Nokia Announces Plans to Adopt Phone 7
Despite all the experts saying that if Nokia were deciding on adopting either the Windows Phone 7 smartphone operating system (from Microsoft) or the Android smartphone operating system (from Google) then they would ‘go with the strength’ and Nokia would adopt the current smartphone operating system leader—Google’s Android. Or maybe they would adopt both. No way they would only go with Phone 7. Wrong!
[[Click on the following graphic to go to the Engadget.com video of the press conference joint announcement by Nokia and Microsoft—Use Ctrl+Click to open it in a new Tab]]
Nokia announced in London on February 11th that they will be rapidly and aggressively adopting the Windows Phone 7 operating system and that, to this end, they have already been working with Microsoft technical resources for six months leading up to this point.
I did a post on this possible outcome on the 5th Feb (here). My view then was that I could see one huge reason why Nokia might pick the Phone 7 operating system and not Android; that reason being that with the Phone 7 option Nokia would give themselves a double pass into the massive lucrative world of the corporate mobile phone (cell phone, for my American readers) users.
The first pass being that Phone 7 is of huge interest to corporates—of significantly more interest than Android (see my previous posting for more on that point).
The second pass is that Microsoft basically owns the corporate world when it comes to infrastructure operating systems and tools. According to Gartner 97 percent of Enterprises use and depend on Microsoft infrastructure (operating systems, databases, deployment systems) and tools (mainly Microsoft Office and Internet Explorer). Ditto for about 80 percent of medium to large businesses. Only when you get down to small businesses does the Microsoft infrastructure services share drop away significantly. Nokia will be able to leverage this market share catchment area via Microsoft to target and move its mobile phones into the enterprise and large business areas.

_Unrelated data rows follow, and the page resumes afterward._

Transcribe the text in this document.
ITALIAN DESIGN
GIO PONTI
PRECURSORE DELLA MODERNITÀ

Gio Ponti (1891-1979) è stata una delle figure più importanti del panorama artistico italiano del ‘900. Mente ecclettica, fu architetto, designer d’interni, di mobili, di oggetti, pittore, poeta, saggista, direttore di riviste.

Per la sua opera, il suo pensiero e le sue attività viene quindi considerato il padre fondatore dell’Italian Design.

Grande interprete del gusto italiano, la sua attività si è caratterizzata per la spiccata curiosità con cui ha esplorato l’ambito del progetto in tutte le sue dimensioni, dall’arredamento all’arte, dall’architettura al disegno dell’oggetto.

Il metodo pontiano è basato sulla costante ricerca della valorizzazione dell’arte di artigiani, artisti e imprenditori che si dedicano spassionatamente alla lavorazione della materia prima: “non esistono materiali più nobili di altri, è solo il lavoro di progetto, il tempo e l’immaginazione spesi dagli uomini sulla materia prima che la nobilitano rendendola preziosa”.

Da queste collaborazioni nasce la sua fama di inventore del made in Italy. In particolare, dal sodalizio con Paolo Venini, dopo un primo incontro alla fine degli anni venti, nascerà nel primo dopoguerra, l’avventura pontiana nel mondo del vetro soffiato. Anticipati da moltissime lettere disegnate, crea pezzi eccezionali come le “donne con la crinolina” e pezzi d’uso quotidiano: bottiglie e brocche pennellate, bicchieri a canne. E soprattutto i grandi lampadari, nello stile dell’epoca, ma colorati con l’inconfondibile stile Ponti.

Another contributing factor here is that the previous mobile phone darling of the enterprise and large business sectors, RIM’s Blackberry, is losing favour rapidly. However this fall in grace from the enterprise market is being offset by an increase in consumer purchases of Blackberry’s which, on balance, is actually pushing RIM’s market share up marginally.
It is obvious that the European share market was not seeing the upsides of Nokia’s announcement. Nokia’s share price fell a whopping 14.2 percent after making this announcement.
I think this move by Nokia is a master stroke. However it seems I might be alone in this thinking. I have already read five articles where some very well known IT industry columnists think Nokia have not made a good decision. If you are interested in checking any of these out then try Steve Lohr’s item at the New York Times or one one of my favourites, and also a regular TWiT, John C. Dvorak’s posting at PC Magazine. Following is a snippet from the John C. Dvorak column (click to go to the column).
My thinking is:
- People who like Nokia will still buy Nokia (I know people in this club).
- A large percentage of ex-Nokia people who have moved away from Nokia because of the tired and clunky non-smartphone Symbian operating system are likely to come back as the Nokia Phone 7 devices hit the market.
- Nobody knows the mobile phone business like Nokia.
- Nobody has the solid geographic market coverage that Nokia has (India, Africa, all of Europe, Japan, China, Russia, the Middle East).
- Now, with Phone7, many enterprises and large businesses can seriously consider Nokia when setting internal standards for mobile phones, whereas previously Nokia were not even on most standards short lists.
- Moving forward Microsoft are highly likely to make changes to back-end systems (used by corporates) to support Phone 7 even better than it is supported now, making it even more interesting to enterprises and large businesses.
The bottom line is that the computer industry, and I include smartphones in this broad categorisation, is very fickle and it is difficult to predict the buying public.
At this point I seem to be one of the very few who think Nokia have made a good decision here. There are all sorts of things that could go wrong, such as RIM BlackBerry bringing out a killer smartphone for enterprises and large businesses that flattens Nokia’s in-roads into those markets, but—as things stand right now—I think this move gives Nokia a reasonably good chance at staying Number One in mobile phones for a few more years at least.
I was about to update my mobile phone to an Android based phone (the Motorola Defy), but now I think I will wait and see what Nokia are going to release and how long before it makes it to the market.